This blog is intended to go along with Population: An Introduction to Concepts and Issues, by John R. Weeks, published by Cengage Learning. The latest edition is the 12th (it came out in 2015), but this blog is meant to complement any edition of the book by showing the way in which demographic issues are regularly in the news.

If you are a user of my textbook and would like to suggest a blog post idea, please email me at: john.weeks@sdsu.edu

Wednesday, October 23, 2013

Refugees on the Receiving End

I cannot imagine that anyone in the world wants to be a refugee--to be displaced against your will, and probably permanently, from your home. The United Nations estimates that there are currently about 15 million refugees in the world, not counting internally displaced persons. The best hope they probably have is to someday make it to one of the richer countries of the world, where life might be better, although probably not easy. KPBS of San Diego aired a story this week about one girl's transition from Africa to San Diego, and how a project to provide second-hand bikes to refugees has been a positive part of that transition.
"I was born in Sudan but I’m from Uganda," Okello [age 15] explained. "I lived at Kakuma camp. I lived there for 10 years."
She lived at the refugee camp in the Horn of Africa alongside 110,000 other refugees who had fled wars in neighboring countries. "Kakuma" is said to mean “nowhere” in Swahili.
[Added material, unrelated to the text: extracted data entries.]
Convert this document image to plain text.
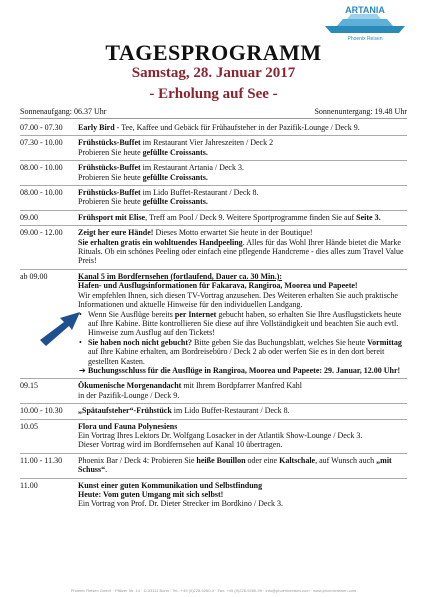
ARTANIA
Phoenix Reisen
TAGESPROGRAMM
Samstag, 28. Januar 2017
- Erholung auf See -
Sonnenaufgang: 06.37 Uhr	Sonnenuntergang: 19.48 Uhr
07.00 - 07.30	Early Bird - Tee, Kaffee und Gebäck für Frühaufsteher in der Pazifik-Lounge / Deck 9.
07.30 - 10.00	Frühstücks-Buffet im Restaurant Vier Jahreszeiten / Deck 2
Probieren Sie heute gefüllte Croissants.
08.00 - 10.00	Frühstücks-Buffet im Restaurant Artania / Deck 3.
Probieren Sie heute gefüllte Croissants.
08.00 - 10.00	Frühstücks-Buffet im Lido Buffet-Restaurant / Deck 8.
Probieren Sie heute gefüllte Croissants.
09.00	Frühsport mit Elise, Treff am Pool / Deck 9. Weitere Sportprogramme finden Sie auf Seite 3.
09.00 - 12.00	Zeigt her eure Hände! Dieses Motto erwartet Sie heute in der Boutique!
Sie erhalten gratis ein wohltuendes Handpeeling. Alles für das Wohl Ihrer Hände bietet die Marke Rituals. Ob ein schönes Peeling oder einfach eine pflegende Handcreme - dies alles zum Travel Value Preis!
ab 09.00	Kanal 5 im Bordfernsehen (fortlaufend, Dauer ca. 30 Min.):
Hafen- und Ausflugsinformationen für Fakarava, Rangiroa, Moorea und Papeete!
Wir empfehlen Ihnen, sich diesen TV-Vortrag anzusehen. Des Weiteren erhalten Sie auch praktische Informationen und aktuelle Hinweise für den individuellen Landgang.
• Wenn Sie Ausflüge bereits per Internet gebucht haben, so erhalten Sie Ihre Ausflugstickets heute auf Ihre Kabine. Bitte kontrollieren Sie diese auf ihre Vollständigkeit und beachten Sie auch evtl. Hinweise zum Ausflug auf den Tickets!
• Sie haben noch nicht gebucht? Bitte geben Sie das Buchungsblatt, welches Sie heute Vormittag auf Ihre Kabine erhalten, am Bordreisebüro / Deck 2 ab oder werfen Sie es in den dort bereit gestellten Kasten.
➔ Buchungsschluss für die Ausflüge in Rangiroa, Moorea und Papeete: 29. Januar, 12.00 Uhr!
09.15	Ökumenische Morgenandacht mit Ihrem Bordpfarrer Manfred Kahl
in der Pazifik-Lounge / Deck 9.
10.00 - 10.30	„Spätaufsteher“-Frühstück im Lido Buffet-Restaurant / Deck 8.
10.05	Flora und Fauna Polynesiens
Ein Vortrag Ihres Lektors Dr. Wolfgang Losacker in der Atlantik Show-Lounge / Deck 3.
Dieser Vortrag wird im Bordfernsehen auf Kanal 10 übertragen.
11.00 - 11.30	Phoenix Bar / Deck 4: Probieren Sie heiße Bouillon oder eine Kaltschale, auf Wunsch auch „mit Schuss“.
11.00	Kunst einer guten Kommunikation und Selbstfindung
Heute: Vom guten Umgang mit sich selbst!
Ein Vortrag von Prof. Dr. Dieter Strecker im Bordkino / Deck 3.
Phoenix Reisen GmbH · Pfälzer Str. 14 · D-53111 Bonn · Tel.: +49 (0)228-9260-0 · Fax: +49 (0)228-9260-99 · info@phoenixreisen.com · www.phoenixreisen.com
Conditions were harsh, Okello recalled.
"We didn’t have enough clean water. We had to walk a really long distance to get clean water, which wouldn’t even last us two days," Okello said.
Having a bicycle to get around wasn’t even a dream for her back then.

Okello’s story isn’t unique. Many of the 3,500 other refugees who relocate to San Diego County every year from around the world share a similar background. Most have suffered greatly before moving here. The average stay in a refugee camp is 17 years.
Okella and her family moved in 2008 from Kakuma Campa to City Heights -- San Diego’s hub for refugee resettlement.
"I’m very grateful," Okello said. "I have a bed, I have enough food to eat and I have a family who has time to spend with me."
In my book, I specifically address the issue of Iraqi refugees to San Diego County, who tend to cluster spatially in a different part of the county. The lives of refugees like Edith Okello from Africa, and the people who help them and work with them, will all be different in the future because of these kinds of adaptations and accommodations to geopolitical events--typically complicated by demographic change--in faraway places.